Prosper MÉRIMÉE, écrivain français, fils d'Ernest Mérimée, né à Paris en 1803, mort à Cannes en 1870. Il apprit l'anglais, le grec, l'espagnol, approfondit les littératures classiques et l'archéologie. En 1825, il publie le Théâtre de Clara Gazul, qu'il donnait comme l'œuvre d'une célèbre comédienne espagnole ; en 1827, une nouvelle supercherie, la Guzla, recueil de prétendues ballades illyriennes ; en 1828, la Jacquerie, tableau dramatique et historique ; en 1829, un beau roman historique, la Chronique du temps de Charles IX. Dans les années suivantes, il fait paraître ses principales nouvelles : Tamango, Mateo Falcone, l'Enlèvement de la redoute (1829) ; la Partie de trictrac, le Vase étrusque, les Mécontents (1830) ; la Double méprise (1833) ; les Ames du purgatoire (1834) ; la Vénus d'Ille (1837) ; Colomba (1840) ; Arsène Guillot (1844) ; Carmen (1845) ; l'Abbé Aubain (1846).
Il devint après 1830 chef de cabinet de d'Argout. Nommé inspecteur général des monuments historiques (1841), il contribua de tout son pouvoir à la conservation des anciens édifices français. En même temps, il écrivait : la Guerre sociale (1841) ; la Conjuration de Catilina, plus tard l'Histoire de D. Pèdre de Castille (1848). Il fut élu membre de l'Académie des inscriptions en 1843, et de l'Académie française en 1844. Il était lié depuis plus de vingt ans avec la comtesse de Montijo, lorsqu'en 1853 la fille de son amie devint impératrice des Français. Fait sénateur, il fut désormais le commensal de la cour. Il collabora à l'Histoire de César. Dans les dernières années de sa vie littéraire, il s'attacha surtout à faire connaître, en France la littérature russe, par des traductions de Pouchkine, Gogol, Tourguenev ; l'histoire russe lui inspira deux œuvres de mérite : le Faux Démétrius (1852) et les Cosaques d'autrefois (1865). Il écrivit encore quelques nouvelles : Lokis, Djoumâne et la Chambre bleue.

C'est après sa mort que fut publiée sa correspondance :
Lettres à une inconnue [Mlle Jenny Dacquin, de 1841 à 1870] ( en 1873) ;
Lettres à une autre inconnue [Mme Przedziecka, de 1867 à 1870] (en 1875) ;
Lettres à Panizzi de 1850 à 1870 (1en 881) ;
Correspondance inédite
(1896) ; etc.,
qui montrent à côté de l'homme sceptique et même cynique que Mérimée affectait d'être, un ami dévoué.

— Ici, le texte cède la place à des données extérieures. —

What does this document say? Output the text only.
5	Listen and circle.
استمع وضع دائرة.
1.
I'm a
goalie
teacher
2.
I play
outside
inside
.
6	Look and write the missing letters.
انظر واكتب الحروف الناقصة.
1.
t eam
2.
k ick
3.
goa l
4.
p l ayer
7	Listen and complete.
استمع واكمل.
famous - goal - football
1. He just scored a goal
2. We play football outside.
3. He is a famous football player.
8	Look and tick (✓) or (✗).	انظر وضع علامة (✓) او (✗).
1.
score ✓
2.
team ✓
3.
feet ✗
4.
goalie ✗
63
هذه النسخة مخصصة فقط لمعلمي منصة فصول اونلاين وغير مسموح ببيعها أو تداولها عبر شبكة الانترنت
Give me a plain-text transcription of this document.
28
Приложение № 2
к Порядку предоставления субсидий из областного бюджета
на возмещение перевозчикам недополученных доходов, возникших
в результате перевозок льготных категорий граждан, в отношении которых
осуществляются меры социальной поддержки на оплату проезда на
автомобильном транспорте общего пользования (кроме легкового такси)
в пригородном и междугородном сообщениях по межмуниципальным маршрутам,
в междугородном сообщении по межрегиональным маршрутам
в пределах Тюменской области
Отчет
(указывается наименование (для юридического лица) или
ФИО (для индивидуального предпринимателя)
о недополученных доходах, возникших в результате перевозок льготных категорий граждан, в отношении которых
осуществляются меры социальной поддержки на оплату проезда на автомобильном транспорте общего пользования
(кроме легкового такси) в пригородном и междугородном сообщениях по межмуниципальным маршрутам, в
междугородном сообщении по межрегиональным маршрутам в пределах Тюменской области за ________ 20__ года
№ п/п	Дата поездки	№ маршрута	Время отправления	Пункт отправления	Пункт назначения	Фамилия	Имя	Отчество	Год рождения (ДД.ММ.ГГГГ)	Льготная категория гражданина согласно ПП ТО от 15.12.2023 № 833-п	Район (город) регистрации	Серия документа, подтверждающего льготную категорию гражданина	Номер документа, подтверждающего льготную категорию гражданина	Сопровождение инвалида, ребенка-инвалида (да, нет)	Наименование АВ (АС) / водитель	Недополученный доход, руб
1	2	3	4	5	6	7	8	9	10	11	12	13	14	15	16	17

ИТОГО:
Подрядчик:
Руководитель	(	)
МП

Si Mérimée parut d'abord un romantique par sa culture étrangère, par son goût pour les histoires sombres et violentes et les dénouements mystérieux et ambigus, en revanche, la forme châtiée et mesurée de son style, son art fait essentiellement de choix et de concentration, révélèrent en lui un classique.

Ernest MÉRIMÉE

Ernest MÉRIMÉE, professeur et écrivain français, né à Lyon en 1846, mort à Madrid en 1924. Elève de 1'Ecole normale supérieure (1867), agrégé des lettres (1871), il devint professeur de langue et littérature espagnoles à la faculté des lettres de Toulouse, dont il fut le doyen en 1898. Ses thèses ont pour titres : Essai sur la vie et les œuvres de Francisco de Quevedo (1886) ; les Divinités des sources dans les Pyrénées. Il a publié, en outre : las Mocedades del Cid, de Guillen de Castro (1890), et une Histoire de la littérature espagnole.